Member of the Provincial Assembly of Sindh
- In office 13 August 2018 – 11 August 2023
- Constituency: PS-102 (Karachi East-IV)

Personal details
- Born: Karachi, Sindh, Pakistan
- Party: PTI (2007-present)

= Arsalan Taj Hussain =

Pakistani politician

Arsalan Taj Hussain, also known as Arsalan Taj Ghumman, is a Pakistani politician who had been a member of the Provincial Assembly of Sindh from August 2018 to August 2023.

==Political career==
He was elected to the Provincial Assembly of Sindh as a candidate of Pakistan Tehreek-e-Insaf from Constituency PS-102 (Karachi East-IV) in the 2018 Pakistani general election.

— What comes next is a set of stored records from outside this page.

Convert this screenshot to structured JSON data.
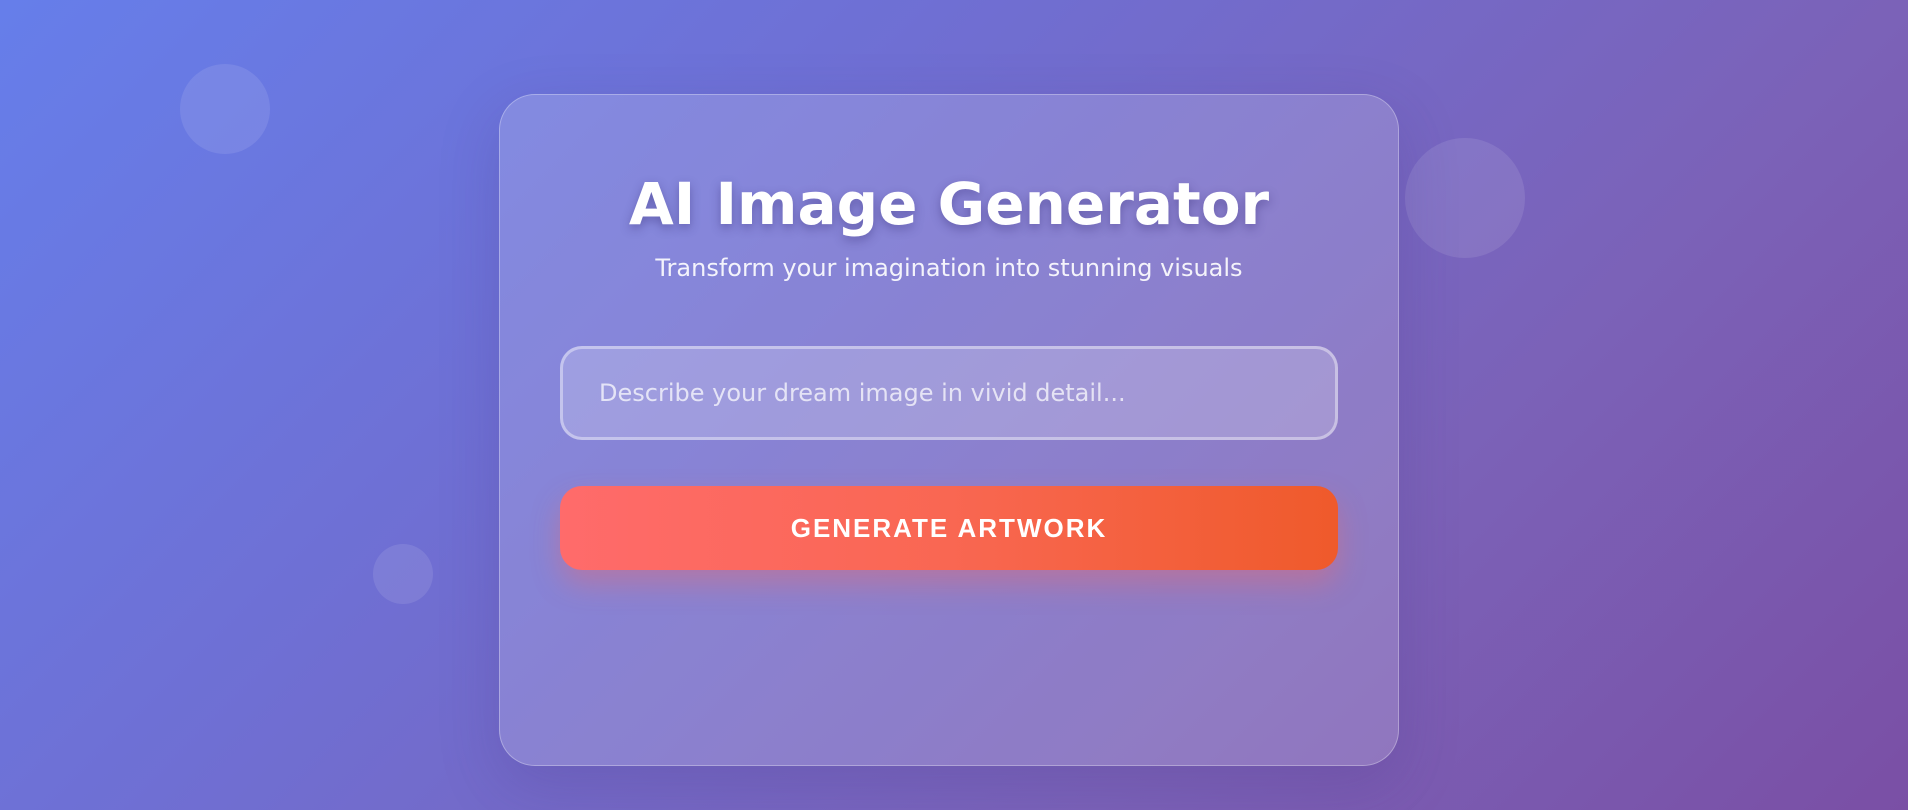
{
  "app": {
    "title": "AI Image Generator",
    "subtitle": "Transform your imagination into stunning visuals"
  },
  "prompt": {
    "placeholder": "Describe your dream image in vivid detail...",
    "value": ""
  },
  "actions": {
    "generate_label": "GENERATE ARTWORK"
  },
  "colors": {
    "background_start": "#667eea",
    "background_end": "#7a4fa5",
    "button_start": "#ff6b6b",
    "button_end": "#ef5a2b"
  }
}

In March 2023, Arsalan Taj was picked up by policemen from his residence. He was later produced in the court after 24 hours. He was booked in couple of FIRs as claimed by the Sindh Government. He was sent on physical remand as requested by the Sindh Police in the court. Chairman PTI and Former Prime Minister of Pakistan Mr. Imran Khan also criticised the arrest of Arsalan Taj in a tweet. Arsalan Taj was granted bail by the ATC court on 22 March 2023.